10.2 The Customer shall indemnify Dell and keep Dell fully and effectively indemnified against any loss of or damage to any property or injury to or death of any persons caused by any negligent act or omission or wilful misconduct of the Customer, its employees, agents or sub-contractors or by any breach of its contractual obligations arising out of these Terms and Conditions.
10.3 Dell and Customer agree that Dell will not be liable for Products not being available for use, or for data or software which is lost, corrupted, deleted or altered. Dell shall not be liable to the Customer for any incidental, indirect, special or consequential damages arising out of or in connection with the purchase, use or performance of products or services, even if Dell has been advised of their possibility.
10.4 Any service response times stated by Dell in the service contracts are approximate only and Dell shall not be liable for any direct or indirect loss or damage arising from its failure to meet such response times, howsoever occasioned.

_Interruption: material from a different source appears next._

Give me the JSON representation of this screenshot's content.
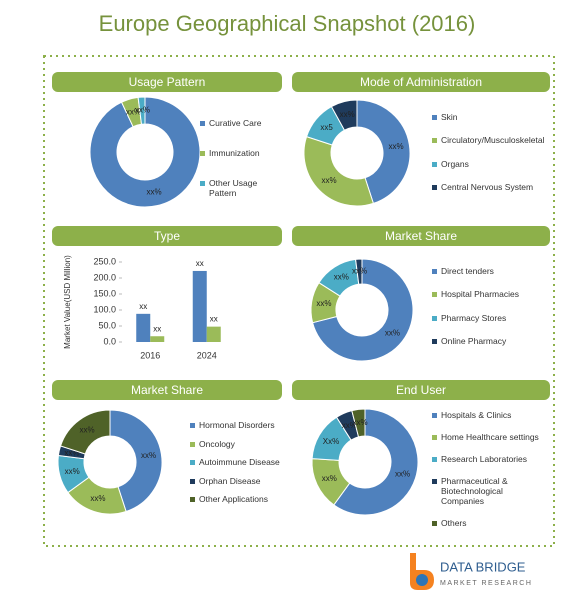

10.5 Any typographical, clerical or other error or omission in sales literature, quotation, price list, acceptance of offer, invoice or other documents or information issued by Dell shall be subject to correction without any liability on the part of Dell.
11. FORCE MAJEURE
Neither party shall be liable for any delay in performing any of its obligations under these Terms and Conditions if such delay is caused by circumstances beyond the reasonable control of the party so delaying, and such party shall be entitled to a reasonable extension of time for the performance of such obligations.
12. EXPORT RESTRICTIONS
The Customer acknowledges that the Products licensed or sold hereunder, which may include technology and software, are not only subject to the export control laws and regulations of the United States ("U.S.") but may also be subject to the export control laws and regulations of the country in which the Products are received. The Customer agrees to abide by all applicable export control laws and regulations. Under such laws and regulations, the Products purchased may not be sold, leased or otherwise transferred to restricted end-users or to restricted countries. In addition, the Products may not be sold, leased or otherwise transferred to, or utilized by, an end-user engaged in activities related to weapons of mass destruction, including but not necessarily limited to, activities related to the design, development, production or use of nuclear materials, nuclear facilities, or nuclear weapons, missiles or support o missile projects, or chemical or biological weapons. The Customer understands that applicable requirements or restrictions may vary depending on the Products delivered and may change over time and that, to determine the precise controls applicable to the Products acquired, it may be necessary to refer to relevant laws and regulations.
13. GOVERNING LAW
13.1 These Terms and Conditions shall be governed by and construed in accordance with the laws of Singapore and shall be subject to the non-exclusive jurisdiction of the courts of Singapore.
14.1 The Customer shall not be assign or otherwise transfer any Contracts or any of its rights and obligations hereunder whether in whole or in part without the prior written consent of Dell. Any such unauthorized assignment shall be deemed null and void.
14.2 If any provision of these Terms and Conditions is held by any competent authority to be invalid or unenforceable in whole or in part, the validity of the other provisions of these Terms and Conditions and the remainder of the provisions in question shall not be affected thereby.